Dreamweaver is Pretty Darn Dreamy

Macromedia's Dreamweaver impressed Dan Sarto. Read on for why this web authoring tool is hard to beat.

I haven't used every single new web authoring tool on the market, and chances are I never will. I'm much too busy cheating at Duke Nukem. So, I honestly can't say that Macromedia's Dreamweaver version 1.2 is better than every other such program on the market. What I can say is that since I began using this product, I am hard pressed to find a reason why I would ever need or want to switch to another web page development program.
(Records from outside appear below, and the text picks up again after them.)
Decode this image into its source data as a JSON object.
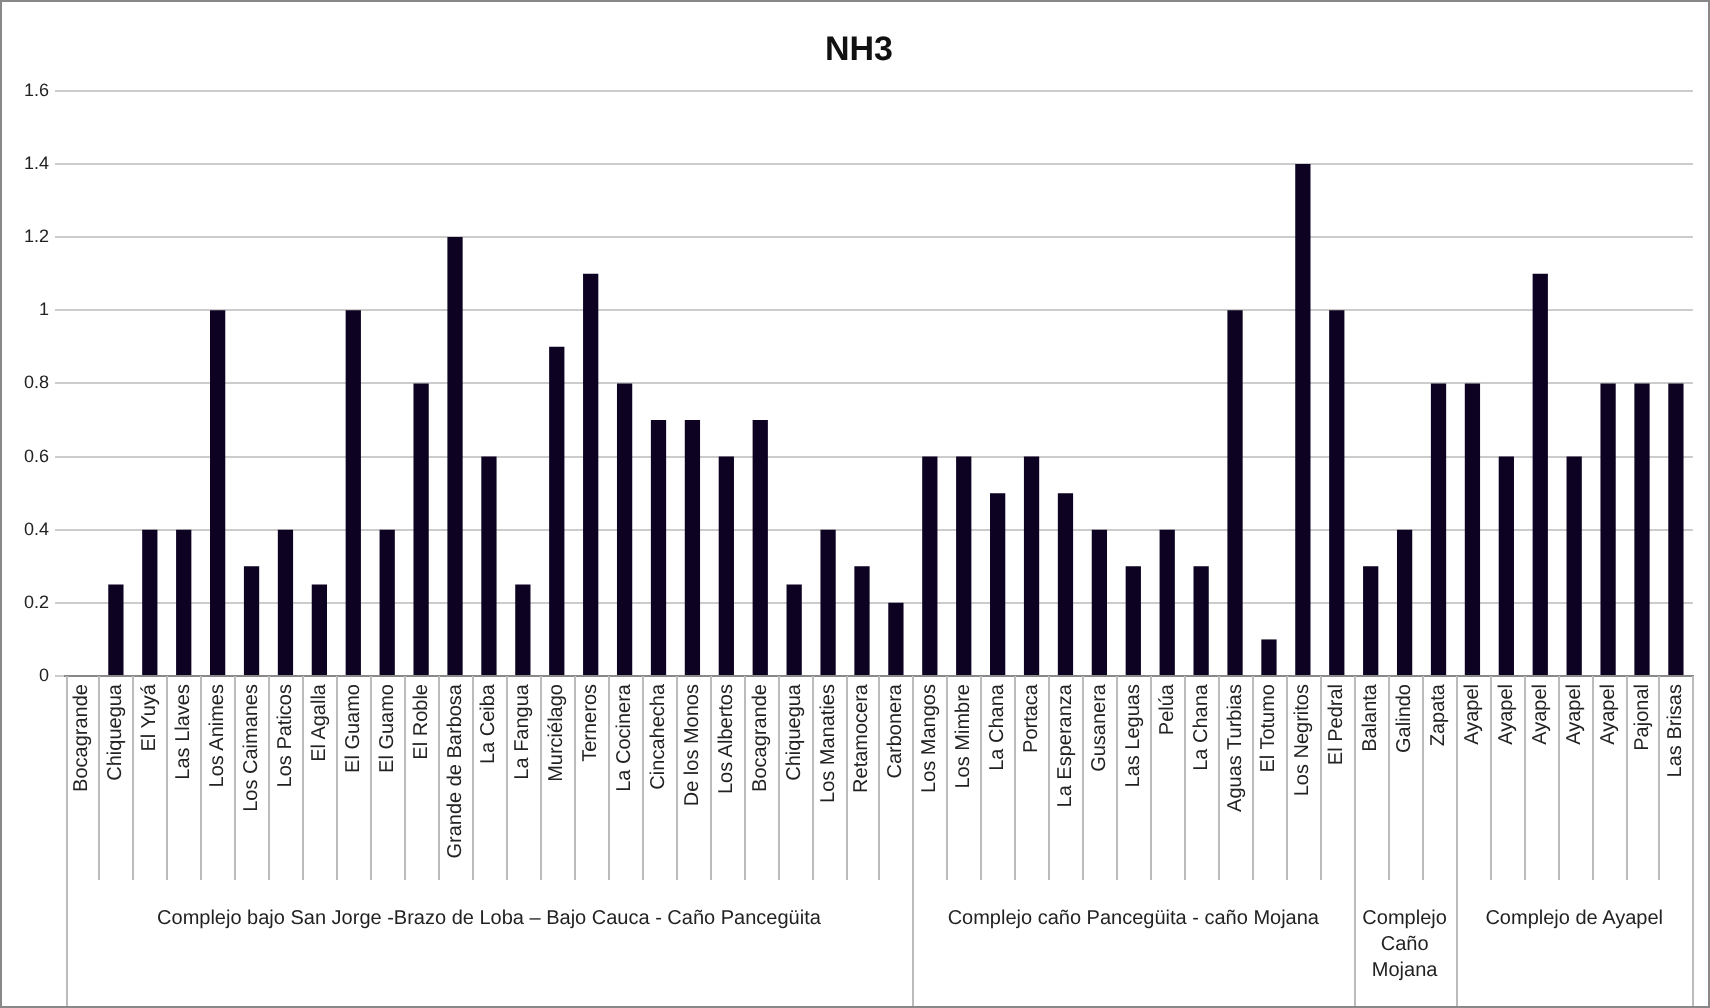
{
  "chart_data": {
    "type": "bar",
    "title": "NH3",
    "categories": [
      "Bocagrande",
      "Chiquegua",
      "El Yuyá",
      "Las Llaves",
      "Los Animes",
      "Los Caimanes",
      "Los Paticos",
      "El Agalla",
      "El Guamo",
      "El Guamo",
      "El Roble",
      "Grande de Barbosa",
      "La Ceiba",
      "La Fangua",
      "Murciélago",
      "Terneros",
      "La Cocinera",
      "Cincahecha",
      "De los Monos",
      "Los Albertos",
      "Bocagrande",
      "Chiquegua",
      "Los Manaties",
      "Retamocera",
      "Carbonera",
      "Los Mangos",
      "Los Mimbre",
      "La Chana",
      "Portaca",
      "La Esperanza",
      "Gusanera",
      "Las Leguas",
      "Pelúa",
      "La Chana",
      "Aguas Turbias",
      "El Totumo",
      "Los Negritos",
      "El Pedral",
      "Balanta",
      "Galindo",
      "Zapata",
      "Ayapel",
      "Ayapel",
      "Ayapel",
      "Ayapel",
      "Ayapel",
      "Pajonal",
      "Las Brisas"
    ],
    "values": [
      null,
      0.25,
      0.4,
      0.4,
      1,
      0.3,
      0.4,
      0.25,
      1,
      0.4,
      0.8,
      1.2,
      0.6,
      0.25,
      0.9,
      1.1,
      0.8,
      0.7,
      0.7,
      0.6,
      0.7,
      0.25,
      0.4,
      0.3,
      0.2,
      0.6,
      0.6,
      0.5,
      0.6,
      0.5,
      0.4,
      0.3,
      0.4,
      0.3,
      1,
      0.1,
      1.4,
      1,
      0.3,
      0.4,
      0.8,
      0.8,
      0.6,
      1.1,
      0.6,
      0.8,
      0.8,
      0.8
    ],
    "color": "#0d0221",
    "ylim": [
      0,
      1.6
    ],
    "yticks": [
      0,
      0.2,
      0.4,
      0.6,
      0.8,
      1,
      1.2,
      1.4,
      1.6
    ],
    "grid": "y",
    "legend": false,
    "annotations": [
      "Complejo bajo San Jorge -Brazo de Loba – Bajo Cauca - Caño Pancegüita",
      "Complejo caño Pancegüita - caño Mojana",
      "Complejo Caño Mojana",
      "Complejo de Ayapel"
    ]
  }
}
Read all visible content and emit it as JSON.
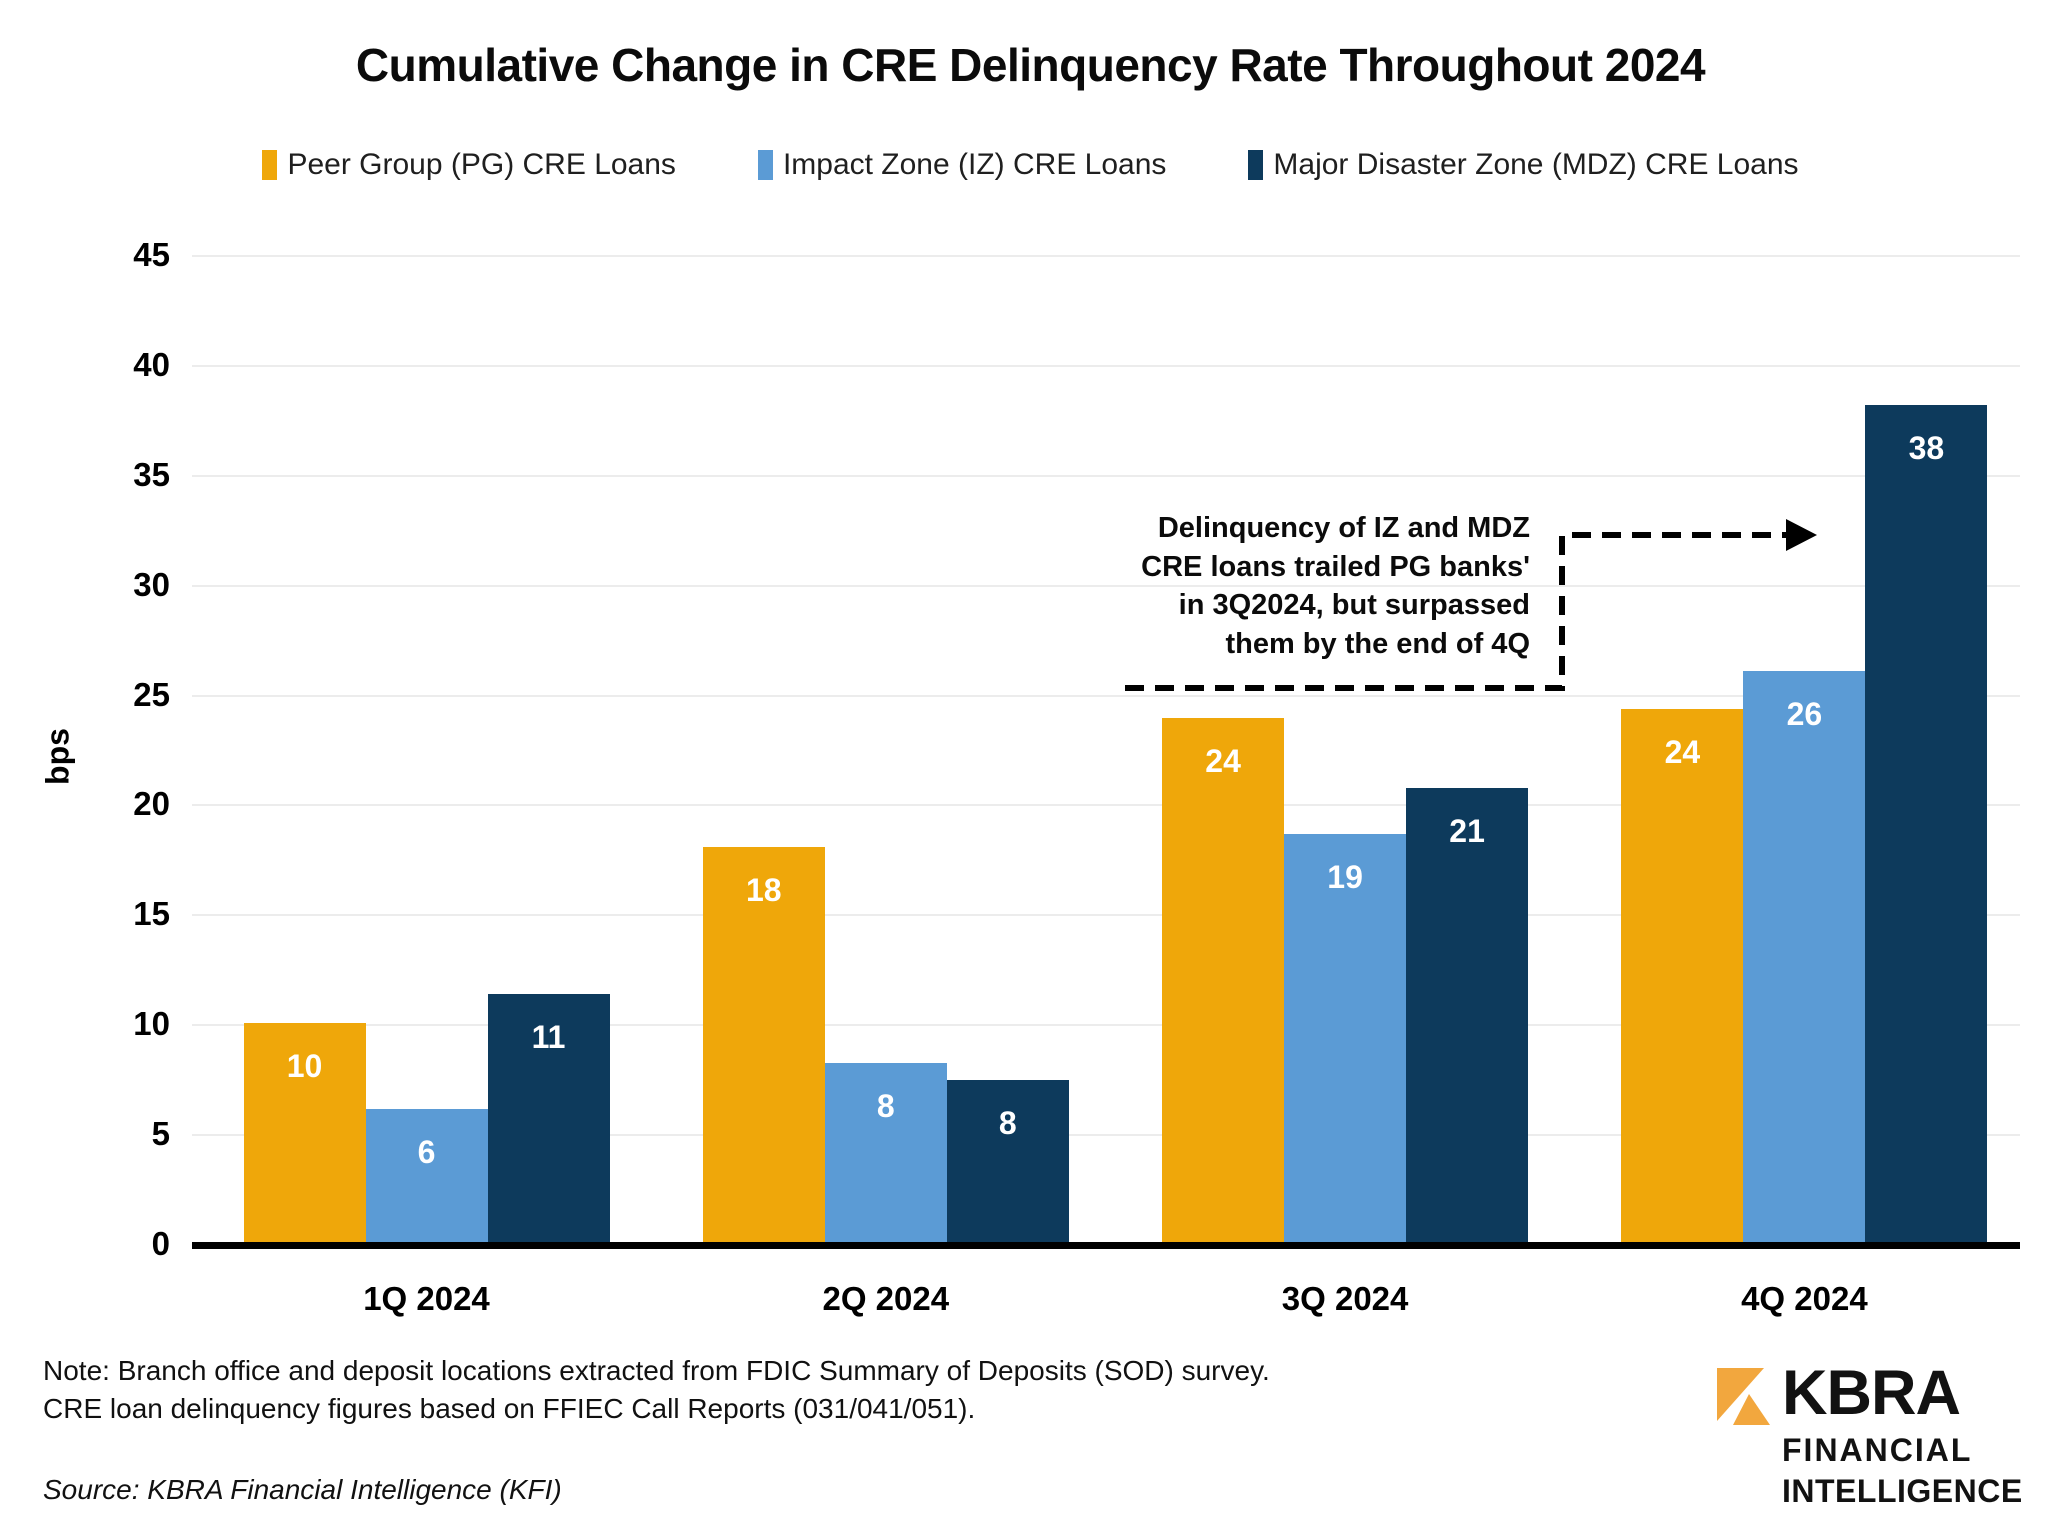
{
  "chart_data": {
    "type": "bar",
    "title": "Cumulative Change in CRE Delinquency Rate Throughout 2024",
    "categories": [
      "1Q 2024",
      "2Q 2024",
      "3Q 2024",
      "4Q 2024"
    ],
    "series": [
      {
        "name": "Peer Group (PG) CRE Loans",
        "short": "pg",
        "color": "#EFA70A",
        "values": [
          10.1,
          18.1,
          24.0,
          24.4
        ],
        "labels": [
          "10",
          "18",
          "24",
          "24"
        ]
      },
      {
        "name": "Impact Zone (IZ) CRE Loans",
        "short": "iz",
        "color": "#5B9BD5",
        "values": [
          6.2,
          8.3,
          18.7,
          26.1
        ],
        "labels": [
          "6",
          "8",
          "19",
          "26"
        ]
      },
      {
        "name": "Major Disaster Zone (MDZ) CRE Loans",
        "short": "mdz",
        "color": "#0D3A5C",
        "values": [
          11.4,
          7.5,
          20.8,
          38.2
        ],
        "labels": [
          "11",
          "8",
          "21",
          "38"
        ]
      }
    ],
    "xlabel": "",
    "ylabel": "bps",
    "ylim": [
      0,
      45
    ],
    "ytick_step": 5,
    "grid": true,
    "legend_position": "top"
  },
  "annotation": {
    "lines": [
      "Delinquency of IZ and MDZ",
      "CRE loans trailed PG banks'",
      "in 3Q2024, but surpassed",
      "them by the end of 4Q"
    ]
  },
  "notes": {
    "line1": "Note: Branch office and deposit locations extracted from FDIC Summary of Deposits (SOD) survey.",
    "line2": "CRE loan delinquency figures based on FFIEC Call Reports (031/041/051)."
  },
  "source": "Source: KBRA Financial Intelligence (KFI)",
  "logo": {
    "wordmark": "KBRA",
    "line1": "FINANCIAL",
    "line2": "INTELLIGENCE",
    "mark_color": "#F2A73E"
  },
  "colors": {
    "pg_orange": "#EFA70A",
    "iz_blue": "#5B9BD5",
    "mdz_navy": "#0D3A5C",
    "gridline": "#ececec",
    "axis": "#000000"
  }
}
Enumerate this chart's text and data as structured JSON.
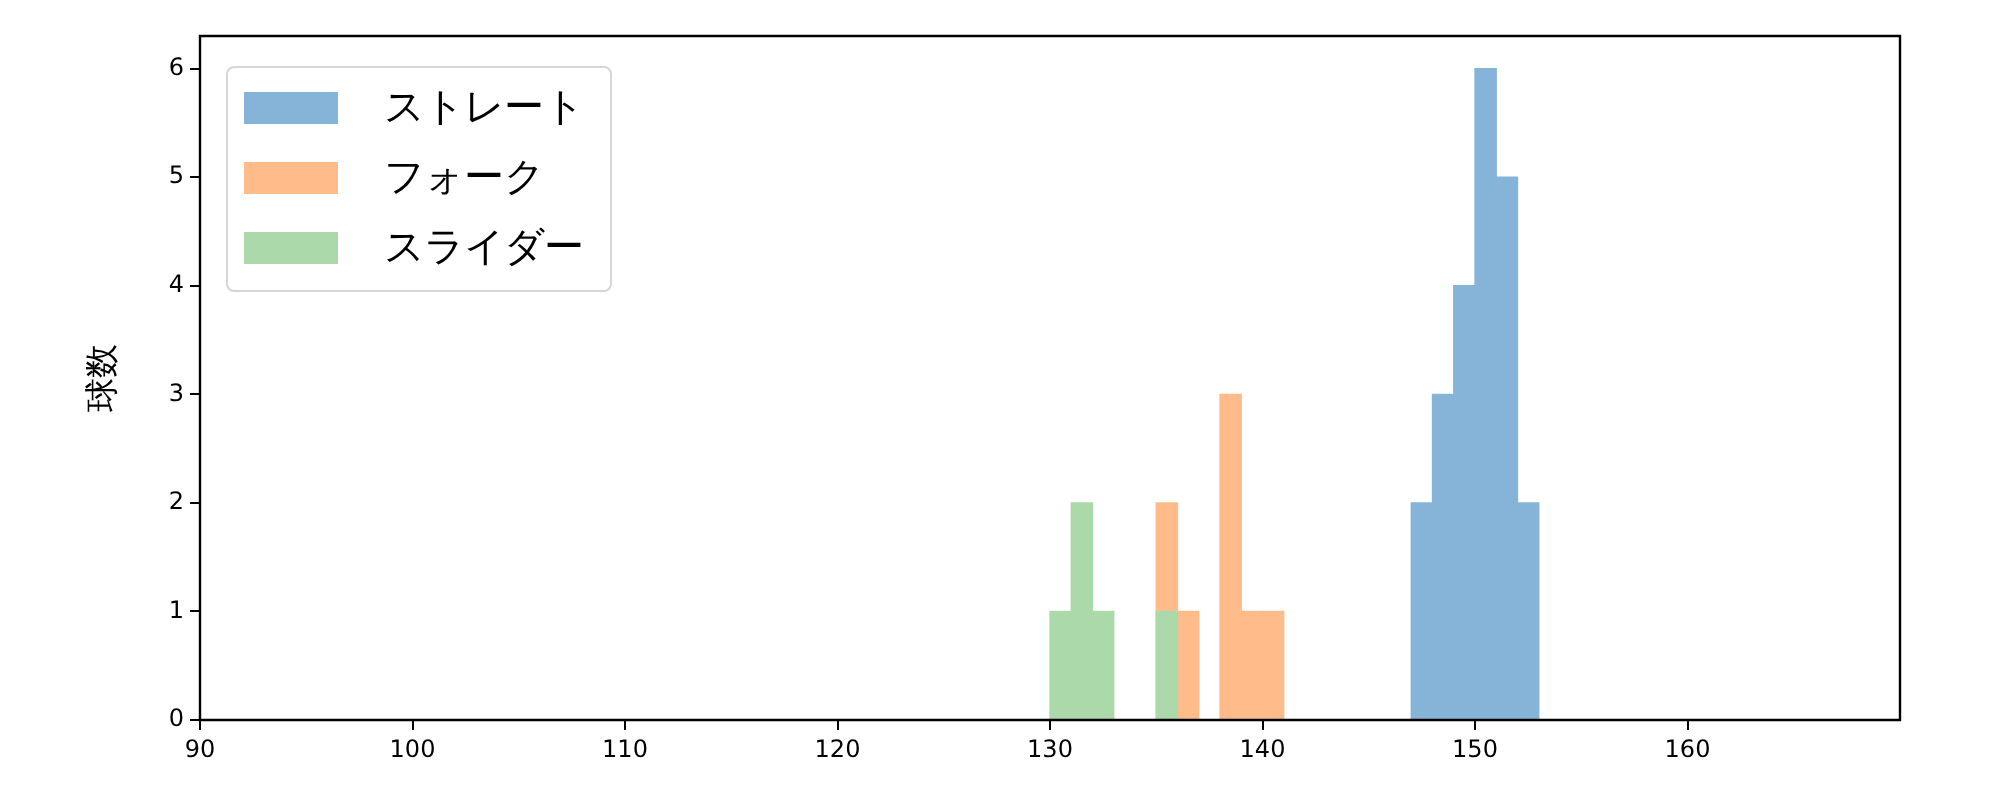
{
  "chart_data": {
    "type": "histogram",
    "ylabel": "球数",
    "bins": [
      130,
      131,
      132,
      133,
      134,
      135,
      136,
      137,
      138,
      139,
      140,
      141,
      142,
      143,
      144,
      145,
      146,
      147,
      148,
      149,
      150,
      151,
      152,
      153
    ],
    "series": [
      {
        "name": "ストレート",
        "color": "#86b4d8",
        "values": [
          0,
          0,
          0,
          0,
          0,
          0,
          0,
          0,
          0,
          0,
          0,
          0,
          0,
          0,
          0,
          0,
          0,
          2,
          3,
          4,
          6,
          5,
          2
        ]
      },
      {
        "name": "フォーク",
        "color": "#ffbc8a",
        "values": [
          0,
          0,
          0,
          0,
          0,
          2,
          1,
          0,
          3,
          1,
          1,
          0,
          0,
          0,
          0,
          0,
          0,
          0,
          0,
          0,
          0,
          0,
          0
        ]
      },
      {
        "name": "スライダー",
        "color": "#acd9aa",
        "values": [
          1,
          2,
          1,
          0,
          0,
          1,
          0,
          0,
          0,
          0,
          0,
          0,
          0,
          0,
          0,
          0,
          0,
          0,
          0,
          0,
          0,
          0,
          0
        ]
      }
    ],
    "xlim": [
      90,
      170
    ],
    "xticks": [
      90,
      100,
      110,
      120,
      130,
      140,
      150,
      160
    ],
    "ylim": [
      0,
      6.3
    ],
    "yticks": [
      0,
      1,
      2,
      3,
      4,
      5,
      6
    ],
    "legend": "top left"
  }
}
The program boasts a comprehensive array of features that let both novices and experts alike design and create professional looking web pages. The graphical user interface displays the right amount of information without being cumbersome, unwieldy or confusing. The window and palette layout is tight and functional without making me dizzy. No more tennis elbow moving everything around before I can actually use the program to do something. How novel.

Quickly Getting to Work
Several things about the program immediately impressed me. First, I was able to edit some pretty sophisticated pages in minutes, without glancing at the manual, clicking the help button, or calling our webmaster on the intercom. Creating several new pages, in this case some commerce catalog prototypes, was equally as easy. New tables can be inserted on the page quite easily, their placement, width, border size and other attributes configured from the Property Inspector palette in a snap. I popped on some graphic images and corresponding URL links just as quickly.

I'm the type of developer that would rather reformat old floppies than spend hours poring through documentation. When I get stuck, I go straight to the index, and work my way backwards through the manuals to find the reference materials I need. Dreamweaver's documentation is clearly written, and the on-line help is indeed helpful. The Macromedia web site is dedicated to support the Dreamweaver user and the developer community has proven extremely useful. For example, poring over several real-life code examples helped me understand some of the more advanced program features involving rollovers, where the user can program different "behaviors" to occur when a mouse passes over a certain section of the page.

Technical Support
It never ceases to amaze me how many software companies leave their users high and dry after purchase, providing web sites containing pitifully outdated and incomplete FAQs and expensive "incident" packages as the sole means of technical support. Is it any wonder that third-party technical "how-to" manuals now outsell low-fat cookbooks? Product purchase is only the beginning. If I'm going to invest hundreds of man hours and thousands of dollars of developer time in such a tool, the software developer should be as serious about the product as I am, especially web page design tools.

The browser battles with their Java tug-of-war, standards changes within the HTML and DHTML specifications, compounded by the varied and buggy versions of browsers that populate the bazillions of PCs around the world, make web site development a complex and often difficult task. Macromedia's Dreamweaver program is built and promoted as a professional tool that anyone can use, and their support site is ample evidence of their commitment to the developer base. I see no reason to doubt Macromedia's intention and capability to develop and upgrade Dreamweaver as the realities of development for the web shift in the near future.